Chefe de combate ao trabalho escravo é demitido por Temer depois de denunciar 132 casos

Portaria publicada nesta segunda (16) pelo ministro Ronaldo Nogueira centraliza e dificulta a divulgação da relação

Do Revista Fórum

De acordo com informações do Painel, da Folha, a três dias de ser demitido do Ministério do Trabalho, semana passada, André Roston (foto), então chefe da divisão de combate ao trabalho escravo, deixou pronta a chamada lista suja, um cadastro com nomes de 132 empregadores que mantêm funcionários em condição análoga à escravidão.

No entanto, uma portaria publicada nesta segunda (16) pelo ministro Ronaldo Nogueira centraliza e dificulta a divulgação da relação.

A Agência Brasil publicou reportagem sobre a nova portaria, que impõe várias dificuldades na fiscalização do trabalho análogo à escravidão no Brasil. Leia abaixo:

O Ministério do Trabalho publicou portaria que estabelece novas regras para a caracterização de trabalho análogo ao escravo e para atualização do cadastro de empregadores que tenham submetido trabalhadores a tal condição, a chamada lista suja do trabalho escravo. As novas normas servirão também para a concessão de seguro-desemprego ao trabalhador que for resgatado em fiscalização do Ministério do Trabalho.

A portaria foi publicada hoje (16) no Diário Oficial da União. Segundo a norma, para integrar a lista suja é necessário que seja constatada e comprovada a existência de trabalho análogo ao escravo. Pela definição do Código Penal, submeter alguém a atividade análoga ao escravo é submeter a trabalho forçado ou jornada exaustiva, quer sujeitando o trabalhador a condições degradantes, quer restringindo, por qualquer meio, sua locomoção em razão de dívida contraída.

A portaria estabelece que, para que seja considerada jornada exaustiva ou condição degradante, é necessário que haja a privação do direito de ir e vir, o que no Código Penal não é obrigatório.

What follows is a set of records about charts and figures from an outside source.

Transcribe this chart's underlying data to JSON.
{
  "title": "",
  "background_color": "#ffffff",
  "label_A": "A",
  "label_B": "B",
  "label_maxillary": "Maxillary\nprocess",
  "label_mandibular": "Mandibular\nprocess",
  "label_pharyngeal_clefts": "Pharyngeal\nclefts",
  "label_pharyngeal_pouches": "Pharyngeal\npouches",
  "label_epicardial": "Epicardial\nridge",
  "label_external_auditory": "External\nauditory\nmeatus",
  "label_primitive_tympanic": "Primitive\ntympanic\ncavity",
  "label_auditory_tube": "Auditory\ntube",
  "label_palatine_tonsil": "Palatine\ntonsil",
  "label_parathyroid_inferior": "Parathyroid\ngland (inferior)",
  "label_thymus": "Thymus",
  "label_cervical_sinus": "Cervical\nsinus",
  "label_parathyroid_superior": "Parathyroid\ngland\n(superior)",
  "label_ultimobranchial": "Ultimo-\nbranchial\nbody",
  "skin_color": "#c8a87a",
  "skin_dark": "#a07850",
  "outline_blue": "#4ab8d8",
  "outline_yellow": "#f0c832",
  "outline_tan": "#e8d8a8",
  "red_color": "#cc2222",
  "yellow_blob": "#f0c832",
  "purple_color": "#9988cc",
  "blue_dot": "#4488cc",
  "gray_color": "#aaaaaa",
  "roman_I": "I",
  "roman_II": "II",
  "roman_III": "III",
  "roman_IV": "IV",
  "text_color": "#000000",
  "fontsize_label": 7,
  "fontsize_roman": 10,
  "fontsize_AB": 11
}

Além disso, agora, a divulgação da lista suja ficará a cargo do ministro do Trabalho e a atualização será publicada no sítio eletrônico do Ministério do Trabalho duas vezes ao ano, no último dia útil dos meses de junho e novembro. Antes, a organização e divulgação da lista suja era responsabilidade da Divisão de Fiscalização para Erradicação do Trabalho Escravo (Detrae) e a atualização da relação podia ocorrer a qualquer momento.

Reação

A nova portaria desagradou o Ministério Público do Trabalho (MPT), que a considerou ilegal e diz que adotará, junto com entidades públicas e privadas, medidas judiciais e extrajudiciais na sua esfera de atuação. O vice-coordenador nacional da Coordenadoria Nacional de Erradicação do Trabalho Escravo (Conaete) do MPT, Maurício Ferreira Brito, defendeu que “por meio de instrumento normativo inadequado, portaria, o Ministério do Trabalho deseja modificar o conceito de trabalho análogo ao de escravo do artigo nº 149 do Código Penal, fazendo-se substituir pelo legislador ordinário”. Ele destacou ainda o que chamou de uma nova “desregulamentação sobre a lista suja do trabalho escravo”.

O coordenador nacional da Conaete, Tiago Muniz Cavalcanti, defendeu que o governo “está de mãos dadas com quem escraviza”. “Não bastasse a não publicação da lista suja, a falta de recursos para as fiscalizações, a demissão do chefe do departamento de combate ao trabalho escravo, agora o ministério edita uma portaria que afronta a legislação vigente e as convenções da OIT [Organização Internacional do Trabalho]”.

Em nota, o Ministério do Trabalho, diz que a portaria aprimora e dá segurança jurídica à atuação do Estado Brasileiro, ao dispor sobre os conceitos de trabalho forçado, jornada exaustiva e condições análogas à de escravo. “O combate ao trabalho escravo é uma política pública permanente de Estado, que vem recebendo todo o apoio administrativo desta pasta, com resultados positivos concretos relativamente ao número de resgatados, e na inibição de práticas delituosas dessa natureza, que ofendem os mais básicos princípios da dignidade da pessoa humana”, diz em nota.

A pasta diz ainda que o Cadastro de Empregadores que submeteram trabalhadores à condição análoga a de escravo “é um valioso instrumento de coerção estatal, e deve coexistir com os princípios constitucionais da ampla defesa e do contraditório”.